Recently, I've been using Python more and more again, and learning how to avoid all of the pitfalls and anti-patterns that I was quick to use in my earlier years with the language. It's my understanding that using certain features (list comprehensions, enumerations, etc.) can increase performance.

But are there technical limitations or language features that prevent my Python script from being as fast as an equivalent C++ program?

Best Answer

I kind of hit this wall myself when I took a full-time Python programming job a couple years ago. I love Python, I really do, but when I started to do some performance tuning, I had some rude shocks.

The strict Pythonistas can correct me, but here are the things I found, painted in very broad strokes.

  • Python memory usage is kind of scary. Python represents everything as a dict -- which is extremely powerful, but has a result that even simple data types are gigantic. I remember the character "a" took 28 bytes of memory. If you're using big data structures in Python, make sure to rely on numpy or scipy, because they are backed by direct byte-array implementation.

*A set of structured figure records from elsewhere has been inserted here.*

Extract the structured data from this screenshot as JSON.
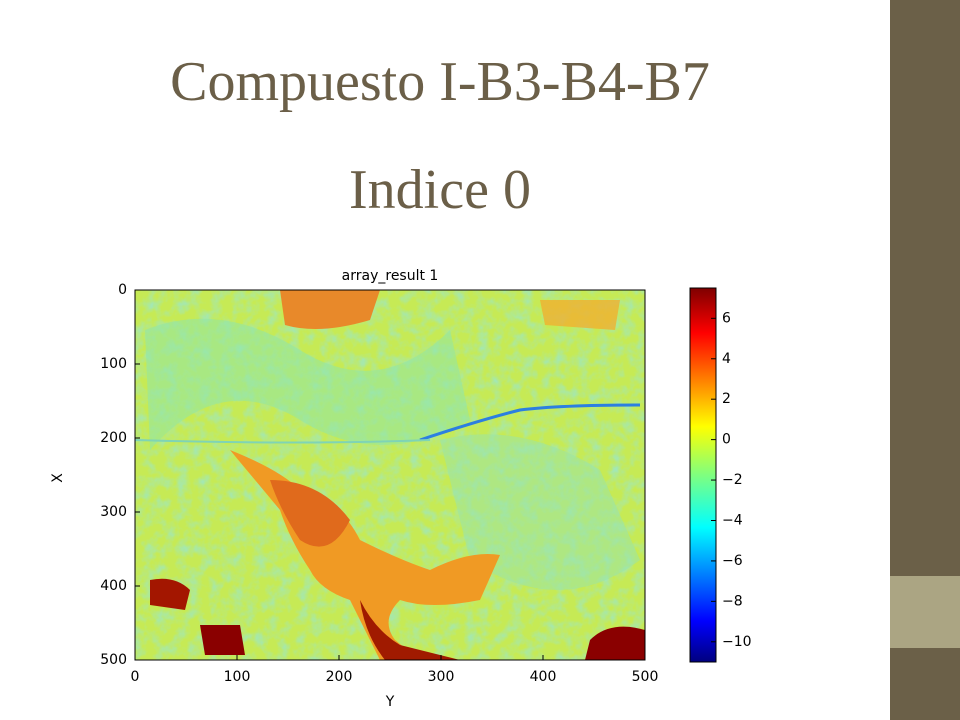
{
  "slide": {
    "title": [
      "Compuesto I-B3-B4-B7",
      "Indice 0"
    ]
  },
  "chart_data": {
    "type": "heatmap",
    "title": "array_result 1",
    "xlabel": "Y",
    "ylabel": "X",
    "xlim": [
      0,
      500
    ],
    "ylim": [
      500,
      0
    ],
    "xticks": [
      0,
      100,
      200,
      300,
      400,
      500
    ],
    "yticks": [
      0,
      100,
      200,
      300,
      400,
      500
    ],
    "colormap": "jet",
    "colorbar": {
      "lim": [
        -11,
        7.5
      ],
      "ticks": [
        {
          "value": -10,
          "label": "−10"
        },
        {
          "value": -8,
          "label": "−8"
        },
        {
          "value": -6,
          "label": "−6"
        },
        {
          "value": -4,
          "label": "−4"
        },
        {
          "value": -2,
          "label": "−2"
        },
        0,
        2,
        4,
        6
      ]
    }
  }
}
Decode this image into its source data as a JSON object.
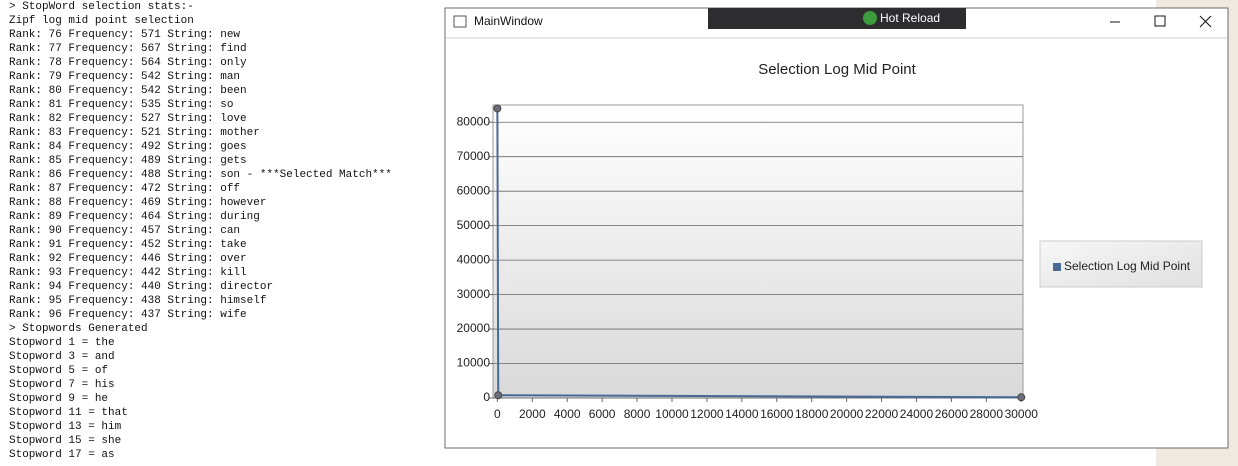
{
  "console": {
    "lines": [
      "> StopWord selection stats:-",
      "Zipf log mid point selection",
      "Rank: 76 Frequency: 571 String: new",
      "Rank: 77 Frequency: 567 String: find",
      "Rank: 78 Frequency: 564 String: only",
      "Rank: 79 Frequency: 542 String: man",
      "Rank: 80 Frequency: 542 String: been",
      "Rank: 81 Frequency: 535 String: so",
      "Rank: 82 Frequency: 527 String: love",
      "Rank: 83 Frequency: 521 String: mother",
      "Rank: 84 Frequency: 492 String: goes",
      "Rank: 85 Frequency: 489 String: gets",
      "Rank: 86 Frequency: 488 String: son - ***Selected Match***",
      "Rank: 87 Frequency: 472 String: off",
      "Rank: 88 Frequency: 469 String: however",
      "Rank: 89 Frequency: 464 String: during",
      "Rank: 90 Frequency: 457 String: can",
      "Rank: 91 Frequency: 452 String: take",
      "Rank: 92 Frequency: 446 String: over",
      "Rank: 93 Frequency: 442 String: kill",
      "Rank: 94 Frequency: 440 String: director",
      "Rank: 95 Frequency: 438 String: himself",
      "Rank: 96 Frequency: 437 String: wife",
      "> Stopwords Generated",
      "Stopword 1 = the",
      "Stopword 3 = and",
      "Stopword 5 = of",
      "Stopword 7 = his",
      "Stopword 9 = he",
      "Stopword 11 = that",
      "Stopword 13 = him",
      "Stopword 15 = she",
      "Stopword 17 = as"
    ]
  },
  "window": {
    "title": "MainWindow",
    "toolbar_button": "Hot Reload"
  },
  "chart_data": {
    "type": "line",
    "title": "Selection Log Mid Point",
    "x": [
      0,
      50,
      30000
    ],
    "series": [
      {
        "name": "Selection Log Mid Point",
        "color": "#4a6a96",
        "values": [
          84000,
          800,
          200
        ]
      }
    ],
    "xlim": [
      -250,
      30100
    ],
    "xticks": [
      0,
      2000,
      4000,
      6000,
      8000,
      10000,
      12000,
      14000,
      16000,
      18000,
      20000,
      22000,
      24000,
      26000,
      28000,
      30000
    ],
    "ylim": [
      0,
      85000
    ],
    "yticks": [
      0,
      10000,
      20000,
      30000,
      40000,
      50000,
      60000,
      70000,
      80000
    ],
    "grid": true,
    "legend": "right"
  }
}
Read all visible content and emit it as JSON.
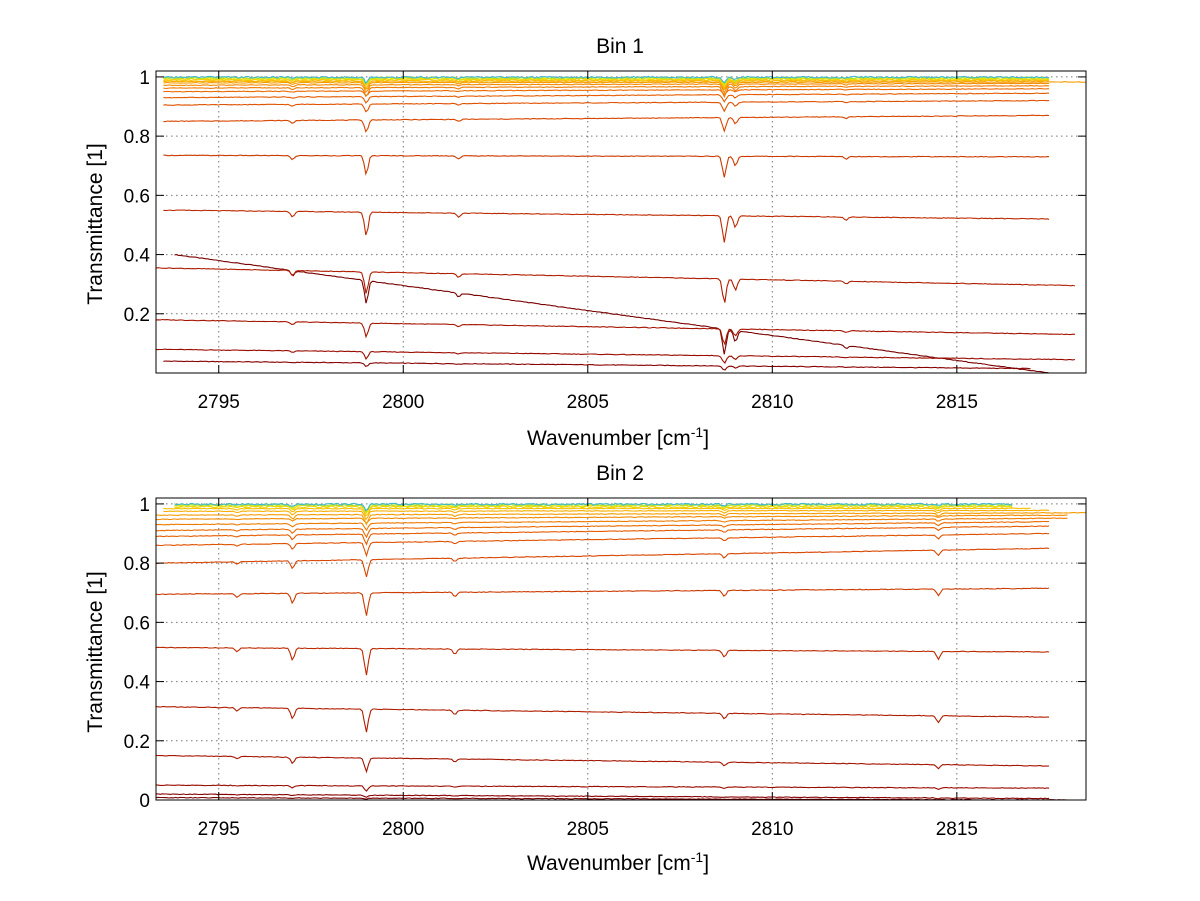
{
  "chart_data": [
    {
      "type": "line",
      "title": "Bin 1",
      "xlabel": "Wavenumber [cm",
      "xlabel_superscript": "-1",
      "xlabel_suffix": "]",
      "ylabel": "Transmittance [1]",
      "xlim": [
        2793.3,
        2818.5
      ],
      "ylim": [
        0.0,
        1.02
      ],
      "xticks": [
        2795,
        2800,
        2805,
        2810,
        2815
      ],
      "xtick_labels": [
        "2795",
        "2800",
        "2805",
        "2810",
        "2815"
      ],
      "yticks": [
        0.2,
        0.4,
        0.6,
        0.8,
        1.0
      ],
      "ytick_labels": [
        "0.2",
        "0.4",
        "0.6",
        "0.8",
        "1"
      ],
      "grid": true,
      "legend": "none",
      "absorption_lines": [
        {
          "x": 2797.0,
          "strength": 0.2
        },
        {
          "x": 2799.0,
          "strength": 0.9
        },
        {
          "x": 2801.5,
          "strength": 0.15
        },
        {
          "x": 2808.7,
          "strength": 1.0
        },
        {
          "x": 2809.0,
          "strength": 0.45
        },
        {
          "x": 2812.0,
          "strength": 0.12
        }
      ],
      "series": [
        {
          "start": 0.4,
          "end": 0.0,
          "x_start": 2793.8,
          "x_end": 2817.5,
          "color": "#7a0000"
        },
        {
          "start": 0.04,
          "end": 0.015,
          "x_start": 2793.5,
          "x_end": 2817.0,
          "color": "#880000"
        },
        {
          "start": 0.08,
          "end": 0.045,
          "x_start": 2793.3,
          "x_end": 2818.2,
          "color": "#9a0b00"
        },
        {
          "start": 0.18,
          "end": 0.13,
          "x_start": 2793.3,
          "x_end": 2818.2,
          "color": "#a51500"
        },
        {
          "start": 0.355,
          "end": 0.295,
          "x_start": 2793.3,
          "x_end": 2818.2,
          "color": "#b01e00"
        },
        {
          "start": 0.55,
          "end": 0.52,
          "x_start": 2793.5,
          "x_end": 2817.5,
          "color": "#bd2a00"
        },
        {
          "start": 0.735,
          "end": 0.73,
          "x_start": 2793.5,
          "x_end": 2817.5,
          "color": "#cc3a00"
        },
        {
          "start": 0.85,
          "end": 0.87,
          "x_start": 2793.5,
          "x_end": 2817.5,
          "color": "#d84600"
        },
        {
          "start": 0.905,
          "end": 0.92,
          "x_start": 2793.5,
          "x_end": 2817.5,
          "color": "#e05200"
        },
        {
          "start": 0.93,
          "end": 0.945,
          "x_start": 2793.5,
          "x_end": 2817.5,
          "color": "#e65c00"
        },
        {
          "start": 0.95,
          "end": 0.96,
          "x_start": 2793.5,
          "x_end": 2817.5,
          "color": "#ec6a00"
        },
        {
          "start": 0.962,
          "end": 0.97,
          "x_start": 2793.5,
          "x_end": 2817.5,
          "color": "#f07a00"
        },
        {
          "start": 0.972,
          "end": 0.978,
          "x_start": 2793.5,
          "x_end": 2817.5,
          "color": "#f48a00"
        },
        {
          "start": 0.98,
          "end": 0.983,
          "x_start": 2793.5,
          "x_end": 2818.5,
          "color": "#f69c00"
        },
        {
          "start": 0.985,
          "end": 0.987,
          "x_start": 2793.5,
          "x_end": 2817.5,
          "color": "#f8ae00"
        },
        {
          "start": 0.989,
          "end": 0.99,
          "x_start": 2793.5,
          "x_end": 2817.5,
          "color": "#f8c000"
        },
        {
          "start": 0.992,
          "end": 0.993,
          "x_start": 2793.5,
          "x_end": 2817.5,
          "color": "#f2d400"
        },
        {
          "start": 0.995,
          "end": 0.995,
          "x_start": 2793.5,
          "x_end": 2817.5,
          "color": "#e2e400"
        },
        {
          "start": 0.997,
          "end": 0.997,
          "x_start": 2793.5,
          "x_end": 2817.5,
          "color": "#a8e040"
        },
        {
          "start": 0.999,
          "end": 0.999,
          "x_start": 2793.5,
          "x_end": 2817.5,
          "color": "#40b8d0"
        }
      ]
    },
    {
      "type": "line",
      "title": "Bin 2",
      "xlabel": "Wavenumber [cm",
      "xlabel_superscript": "-1",
      "xlabel_suffix": "]",
      "ylabel": "Transmittance [1]",
      "xlim": [
        2793.3,
        2818.5
      ],
      "ylim": [
        0.0,
        1.02
      ],
      "xticks": [
        2795,
        2800,
        2805,
        2810,
        2815
      ],
      "xtick_labels": [
        "2795",
        "2800",
        "2805",
        "2810",
        "2815"
      ],
      "yticks": [
        0.0,
        0.2,
        0.4,
        0.6,
        0.8,
        1.0
      ],
      "ytick_labels": [
        "0",
        "0.2",
        "0.4",
        "0.6",
        "0.8",
        "1"
      ],
      "grid": true,
      "legend": "none",
      "absorption_lines": [
        {
          "x": 2795.5,
          "strength": 0.15
        },
        {
          "x": 2797.0,
          "strength": 0.45
        },
        {
          "x": 2799.0,
          "strength": 1.0
        },
        {
          "x": 2801.4,
          "strength": 0.2
        },
        {
          "x": 2808.7,
          "strength": 0.25
        },
        {
          "x": 2814.5,
          "strength": 0.3
        }
      ],
      "series": [
        {
          "start": 0.008,
          "end": 0.0,
          "x_start": 2793.3,
          "x_end": 2818.0,
          "color": "#7a0000"
        },
        {
          "start": 0.02,
          "end": 0.005,
          "x_start": 2793.3,
          "x_end": 2817.5,
          "color": "#880000"
        },
        {
          "start": 0.05,
          "end": 0.04,
          "x_start": 2793.3,
          "x_end": 2817.5,
          "color": "#9a0b00"
        },
        {
          "start": 0.15,
          "end": 0.115,
          "x_start": 2793.3,
          "x_end": 2817.5,
          "color": "#a51500"
        },
        {
          "start": 0.315,
          "end": 0.28,
          "x_start": 2793.3,
          "x_end": 2817.5,
          "color": "#b01e00"
        },
        {
          "start": 0.515,
          "end": 0.5,
          "x_start": 2793.3,
          "x_end": 2817.5,
          "color": "#bd2a00"
        },
        {
          "start": 0.695,
          "end": 0.715,
          "x_start": 2793.3,
          "x_end": 2817.5,
          "color": "#cc3a00"
        },
        {
          "start": 0.8,
          "end": 0.85,
          "x_start": 2793.3,
          "x_end": 2817.5,
          "color": "#d84600"
        },
        {
          "start": 0.86,
          "end": 0.9,
          "x_start": 2793.3,
          "x_end": 2817.5,
          "color": "#e05200"
        },
        {
          "start": 0.89,
          "end": 0.925,
          "x_start": 2793.3,
          "x_end": 2817.5,
          "color": "#e65c00"
        },
        {
          "start": 0.91,
          "end": 0.94,
          "x_start": 2793.3,
          "x_end": 2817.5,
          "color": "#ec6a00"
        },
        {
          "start": 0.93,
          "end": 0.952,
          "x_start": 2793.3,
          "x_end": 2818.0,
          "color": "#f07a00"
        },
        {
          "start": 0.948,
          "end": 0.962,
          "x_start": 2793.3,
          "x_end": 2818.0,
          "color": "#f48a00"
        },
        {
          "start": 0.962,
          "end": 0.97,
          "x_start": 2793.3,
          "x_end": 2818.5,
          "color": "#f69c00"
        },
        {
          "start": 0.975,
          "end": 0.978,
          "x_start": 2793.5,
          "x_end": 2817.5,
          "color": "#f8ae00"
        },
        {
          "start": 0.984,
          "end": 0.985,
          "x_start": 2793.5,
          "x_end": 2817.0,
          "color": "#f8c000"
        },
        {
          "start": 0.99,
          "end": 0.99,
          "x_start": 2793.8,
          "x_end": 2816.5,
          "color": "#f2d400"
        },
        {
          "start": 0.994,
          "end": 0.994,
          "x_start": 2793.8,
          "x_end": 2816.5,
          "color": "#e2e400"
        },
        {
          "start": 0.997,
          "end": 0.997,
          "x_start": 2793.8,
          "x_end": 2816.5,
          "color": "#a8e040"
        },
        {
          "start": 0.999,
          "end": 0.999,
          "x_start": 2793.8,
          "x_end": 2816.5,
          "color": "#40b8d0"
        }
      ]
    }
  ]
}
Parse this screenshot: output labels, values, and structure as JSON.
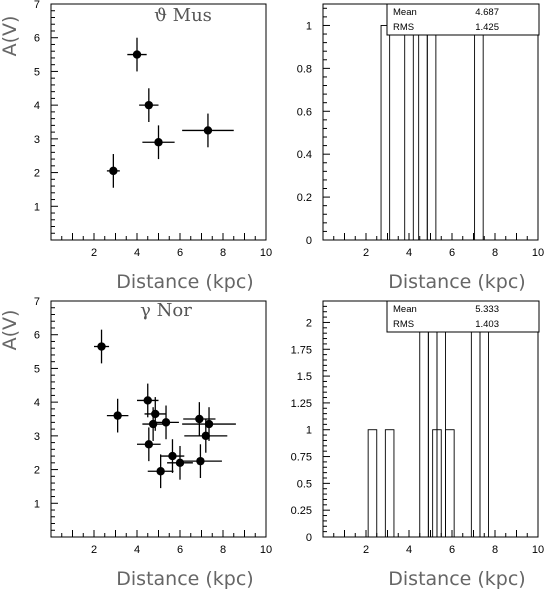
{
  "chart_data": [
    {
      "id": "scatter-top",
      "type": "scatter",
      "title": "ϑ Mus",
      "xlabel": "Distance (kpc)",
      "ylabel": "A(V)",
      "xlim": [
        0,
        10
      ],
      "ylim": [
        0,
        7
      ],
      "xticks": [
        2,
        4,
        6,
        8,
        10
      ],
      "yticks": [
        1,
        2,
        3,
        4,
        5,
        6,
        7
      ],
      "points": [
        {
          "x": 2.9,
          "y": 2.05,
          "xerr": 0.3,
          "yerr": 0.5
        },
        {
          "x": 4.0,
          "y": 5.5,
          "xerr": 0.45,
          "yerr": 0.5
        },
        {
          "x": 4.55,
          "y": 4.0,
          "xerr": 0.45,
          "yerr": 0.5
        },
        {
          "x": 5.0,
          "y": 2.9,
          "xerr": 0.75,
          "yerr": 0.5
        },
        {
          "x": 7.3,
          "y": 3.25,
          "xerr": 1.2,
          "yerr": 0.5
        }
      ]
    },
    {
      "id": "hist-top",
      "type": "bar",
      "xlabel": "Distance (kpc)",
      "xlim": [
        0,
        10
      ],
      "ylim": [
        0,
        1.1
      ],
      "xticks": [
        2,
        4,
        6,
        8,
        10
      ],
      "yticks": [
        0,
        0.2,
        0.4,
        0.6,
        0.8,
        1
      ],
      "ytick_labels": [
        "0",
        "0.2",
        "0.4",
        "0.6",
        "0.8",
        "1"
      ],
      "bin_width": 0.4,
      "bins": [
        {
          "x0": 2.7,
          "count": 1
        },
        {
          "x0": 3.8,
          "count": 1
        },
        {
          "x0": 4.45,
          "count": 1
        },
        {
          "x0": 4.85,
          "count": 1
        },
        {
          "x0": 7.05,
          "count": 1
        }
      ],
      "stats": {
        "mean_label": "Mean",
        "mean": "4.687",
        "rms_label": "RMS",
        "rms": "1.425"
      }
    },
    {
      "id": "scatter-bottom",
      "type": "scatter",
      "title": "γ Nor",
      "xlabel": "Distance (kpc)",
      "ylabel": "A(V)",
      "xlim": [
        0,
        10
      ],
      "ylim": [
        0,
        7
      ],
      "xticks": [
        2,
        4,
        6,
        8,
        10
      ],
      "yticks": [
        1,
        2,
        3,
        4,
        5,
        6,
        7
      ],
      "points": [
        {
          "x": 2.35,
          "y": 5.65,
          "xerr": 0.35,
          "yerr": 0.5
        },
        {
          "x": 3.1,
          "y": 3.6,
          "xerr": 0.5,
          "yerr": 0.5
        },
        {
          "x": 4.5,
          "y": 4.05,
          "xerr": 0.5,
          "yerr": 0.5
        },
        {
          "x": 4.85,
          "y": 3.65,
          "xerr": 0.5,
          "yerr": 0.5
        },
        {
          "x": 4.75,
          "y": 3.35,
          "xerr": 0.5,
          "yerr": 0.5
        },
        {
          "x": 5.35,
          "y": 3.4,
          "xerr": 0.6,
          "yerr": 0.5
        },
        {
          "x": 4.55,
          "y": 2.75,
          "xerr": 0.55,
          "yerr": 0.5
        },
        {
          "x": 5.65,
          "y": 2.4,
          "xerr": 0.55,
          "yerr": 0.5
        },
        {
          "x": 6.0,
          "y": 2.2,
          "xerr": 0.6,
          "yerr": 0.5
        },
        {
          "x": 5.1,
          "y": 1.95,
          "xerr": 0.6,
          "yerr": 0.5
        },
        {
          "x": 6.9,
          "y": 3.5,
          "xerr": 0.75,
          "yerr": 0.5
        },
        {
          "x": 7.35,
          "y": 3.35,
          "xerr": 1.25,
          "yerr": 0.5
        },
        {
          "x": 7.2,
          "y": 3.0,
          "xerr": 1.0,
          "yerr": 0.5
        },
        {
          "x": 6.95,
          "y": 2.25,
          "xerr": 1.0,
          "yerr": 0.5
        }
      ]
    },
    {
      "id": "hist-bottom",
      "type": "bar",
      "xlabel": "Distance (kpc)",
      "xlim": [
        0,
        10
      ],
      "ylim": [
        0,
        2.2
      ],
      "xticks": [
        2,
        4,
        6,
        8,
        10
      ],
      "yticks": [
        0,
        0.25,
        0.5,
        0.75,
        1,
        1.25,
        1.5,
        1.75,
        2
      ],
      "ytick_labels": [
        "0",
        "0.25",
        "0.5",
        "0.75",
        "1",
        "1.25",
        "1.5",
        "1.75",
        "2"
      ],
      "bin_width": 0.4,
      "bins": [
        {
          "x0": 2.1,
          "count": 1
        },
        {
          "x0": 2.9,
          "count": 1
        },
        {
          "x0": 4.5,
          "count": 2
        },
        {
          "x0": 4.9,
          "count": 2
        },
        {
          "x0": 5.3,
          "count": 2
        },
        {
          "x0": 5.7,
          "count": 1
        },
        {
          "x0": 5.1,
          "count": 1
        },
        {
          "x0": 6.9,
          "count": 2
        },
        {
          "x0": 7.3,
          "count": 2
        }
      ],
      "stats": {
        "mean_label": "Mean",
        "mean": "5.333",
        "rms_label": "RMS",
        "rms": "1.403"
      }
    }
  ]
}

That has a performance impact, because it means there are extra levels of indirection at run time, in addition to slogging around huge amounts of memory compared to other languages.

  • Python does have a global interpreter lock, which means that for the most part, processes are running single-threaded. There may be libraries that distribute tasks across processes, but we were spinning up 32 or so instances of our python script and running each single threaded.

Others can talk to the execution model, but Python is a compile-at-runtime and then interpreted, which means it doesn't go all the way to machine code. That also has a performance impact. You can easily link in C or C++ modules, or find them, but if you just run straight up Python, it's going to have a performance hit.

Now, in web service benchmarks, Python compares favorably to the other compile-at-runtime languages like Ruby or PHP. But it's pretty far behind most of the compiled languages. Even the languages that compile to intermediate language and run in a VM (like Java or C#) do much, much better.

Here is a really interesting set of benchmark tests that I refer to occasionally:

http://www.techempower.com/benchmarks/

(All that said, I still love Python dearly, and if I get the chance to choose the language I'm working in, it's my first choice. Most of the time, I'm not constrained by crazy throughput requirements anyway.)